Dried-up rivers, lakes and reservoirs are giving up their treasures but archaeologists are worried they may deteriorate now they are no longer protected by the water and their context will be lost.
In Friesland, ancient tree stumps that are believed to be 10,000 to 15,000 years old have been revealed, while falling levels in the river Rhine in Germany revealed so-called ‘hunger stones’, reminders of earlier droughts which led to failing crops and famine.
But while archaeologists relish the chance to study the hidden heritage, they say it is better preserved underwater.
‘It is very interesting when shipwrecks we didn’t know about before appear, but as soon as they are exposed to oxygen they deteriorate very quickly,’ marine archaeologist André van Holk of the Batavialand museum in Flevoland, told broadcaster NOS.
Van Holk is afraid that much of what is emerging will disappear before archaeologists have a chance to look at it. But even if finds are reported a lack of staff makes it impossible to investigate every find.
It is a race against the clock, Van Holk said. In the Flevopolder, where he and his team are working to preserve ship wrecks, the drying clay is reducing the wood to sawdust.

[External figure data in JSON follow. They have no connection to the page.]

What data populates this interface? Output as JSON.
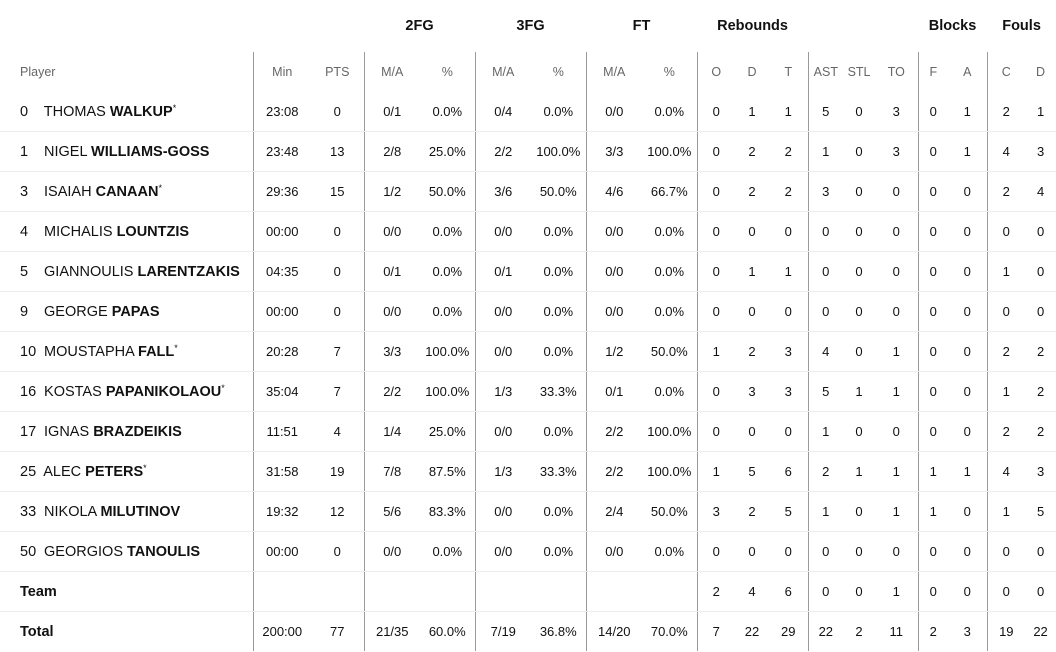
{
  "groups": {
    "fg2": "2FG",
    "fg3": "3FG",
    "ft": "FT",
    "rebounds": "Rebounds",
    "blocks": "Blocks",
    "fouls": "Fouls"
  },
  "columns": [
    "Player",
    "Min",
    "PTS",
    "M/A",
    "%",
    "M/A",
    "%",
    "M/A",
    "%",
    "O",
    "D",
    "T",
    "AST",
    "STL",
    "TO",
    "F",
    "A",
    "C",
    "D"
  ],
  "players": [
    {
      "no": "0",
      "first": "THOMAS",
      "last": "WALKUP",
      "starter": "*",
      "stats": [
        "23:08",
        "0",
        "0/1",
        "0.0%",
        "0/4",
        "0.0%",
        "0/0",
        "0.0%",
        "0",
        "1",
        "1",
        "5",
        "0",
        "3",
        "0",
        "1",
        "2",
        "1"
      ]
    },
    {
      "no": "1",
      "first": "NIGEL",
      "last": "WILLIAMS-GOSS",
      "starter": "",
      "stats": [
        "23:48",
        "13",
        "2/8",
        "25.0%",
        "2/2",
        "100.0%",
        "3/3",
        "100.0%",
        "0",
        "2",
        "2",
        "1",
        "0",
        "3",
        "0",
        "1",
        "4",
        "3"
      ]
    },
    {
      "no": "3",
      "first": "ISAIAH",
      "last": "CANAAN",
      "starter": "*",
      "stats": [
        "29:36",
        "15",
        "1/2",
        "50.0%",
        "3/6",
        "50.0%",
        "4/6",
        "66.7%",
        "0",
        "2",
        "2",
        "3",
        "0",
        "0",
        "0",
        "0",
        "2",
        "4"
      ]
    },
    {
      "no": "4",
      "first": "MICHALIS",
      "last": "LOUNTZIS",
      "starter": "",
      "stats": [
        "00:00",
        "0",
        "0/0",
        "0.0%",
        "0/0",
        "0.0%",
        "0/0",
        "0.0%",
        "0",
        "0",
        "0",
        "0",
        "0",
        "0",
        "0",
        "0",
        "0",
        "0"
      ]
    },
    {
      "no": "5",
      "first": "GIANNOULIS",
      "last": "LARENTZAKIS",
      "starter": "",
      "stats": [
        "04:35",
        "0",
        "0/1",
        "0.0%",
        "0/1",
        "0.0%",
        "0/0",
        "0.0%",
        "0",
        "1",
        "1",
        "0",
        "0",
        "0",
        "0",
        "0",
        "1",
        "0"
      ]
    },
    {
      "no": "9",
      "first": "GEORGE",
      "last": "PAPAS",
      "starter": "",
      "stats": [
        "00:00",
        "0",
        "0/0",
        "0.0%",
        "0/0",
        "0.0%",
        "0/0",
        "0.0%",
        "0",
        "0",
        "0",
        "0",
        "0",
        "0",
        "0",
        "0",
        "0",
        "0"
      ]
    },
    {
      "no": "10",
      "first": "MOUSTAPHA",
      "last": "FALL",
      "starter": "*",
      "stats": [
        "20:28",
        "7",
        "3/3",
        "100.0%",
        "0/0",
        "0.0%",
        "1/2",
        "50.0%",
        "1",
        "2",
        "3",
        "4",
        "0",
        "1",
        "0",
        "0",
        "2",
        "2"
      ]
    },
    {
      "no": "16",
      "first": "KOSTAS",
      "last": "PAPANIKOLAOU",
      "starter": "*",
      "stats": [
        "35:04",
        "7",
        "2/2",
        "100.0%",
        "1/3",
        "33.3%",
        "0/1",
        "0.0%",
        "0",
        "3",
        "3",
        "5",
        "1",
        "1",
        "0",
        "0",
        "1",
        "2"
      ]
    },
    {
      "no": "17",
      "first": "IGNAS",
      "last": "BRAZDEIKIS",
      "starter": "",
      "stats": [
        "11:51",
        "4",
        "1/4",
        "25.0%",
        "0/0",
        "0.0%",
        "2/2",
        "100.0%",
        "0",
        "0",
        "0",
        "1",
        "0",
        "0",
        "0",
        "0",
        "2",
        "2"
      ]
    },
    {
      "no": "25",
      "first": "ALEC",
      "last": "PETERS",
      "starter": "*",
      "stats": [
        "31:58",
        "19",
        "7/8",
        "87.5%",
        "1/3",
        "33.3%",
        "2/2",
        "100.0%",
        "1",
        "5",
        "6",
        "2",
        "1",
        "1",
        "1",
        "1",
        "4",
        "3"
      ]
    },
    {
      "no": "33",
      "first": "NIKOLA",
      "last": "MILUTINOV",
      "starter": "",
      "stats": [
        "19:32",
        "12",
        "5/6",
        "83.3%",
        "0/0",
        "0.0%",
        "2/4",
        "50.0%",
        "3",
        "2",
        "5",
        "1",
        "0",
        "1",
        "1",
        "0",
        "1",
        "5"
      ]
    },
    {
      "no": "50",
      "first": "GEORGIOS",
      "last": "TANOULIS",
      "starter": "",
      "stats": [
        "00:00",
        "0",
        "0/0",
        "0.0%",
        "0/0",
        "0.0%",
        "0/0",
        "0.0%",
        "0",
        "0",
        "0",
        "0",
        "0",
        "0",
        "0",
        "0",
        "0",
        "0"
      ]
    }
  ],
  "team": {
    "label": "Team",
    "stats": [
      "",
      "",
      "",
      "",
      "",
      "",
      "",
      "",
      "2",
      "4",
      "6",
      "0",
      "0",
      "1",
      "0",
      "0",
      "0",
      "0"
    ]
  },
  "total": {
    "label": "Total",
    "stats": [
      "200:00",
      "77",
      "21/35",
      "60.0%",
      "7/19",
      "36.8%",
      "14/20",
      "70.0%",
      "7",
      "22",
      "29",
      "22",
      "2",
      "11",
      "2",
      "3",
      "19",
      "22"
    ]
  }
}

But it is not just a matter of saving an object, archaeologists say, the preservation of its context is as important. ‘The material around an object tells the bigger story. It needs investigation too,’ Martijn Manders of the government heritage preservation service said.
‘For years most archaeologists were not interested in the soil in or around the rivers but it is very closely linked to our civilisation, whether it tells us abour the battles that took place there- be it in Roman times, during the Eighty Years War or Operation Market Garden – or the trading activities that took place there. Now all that is under threat,’ Manders said.
One way of preserving underwater heritage sites is to make sure the water isn’t carried out to sea, Manders said. ‘We need to find ways to hold on to it, not only in rivers but in places with high ground water levels where the ground is saturated as a buffer against drought.’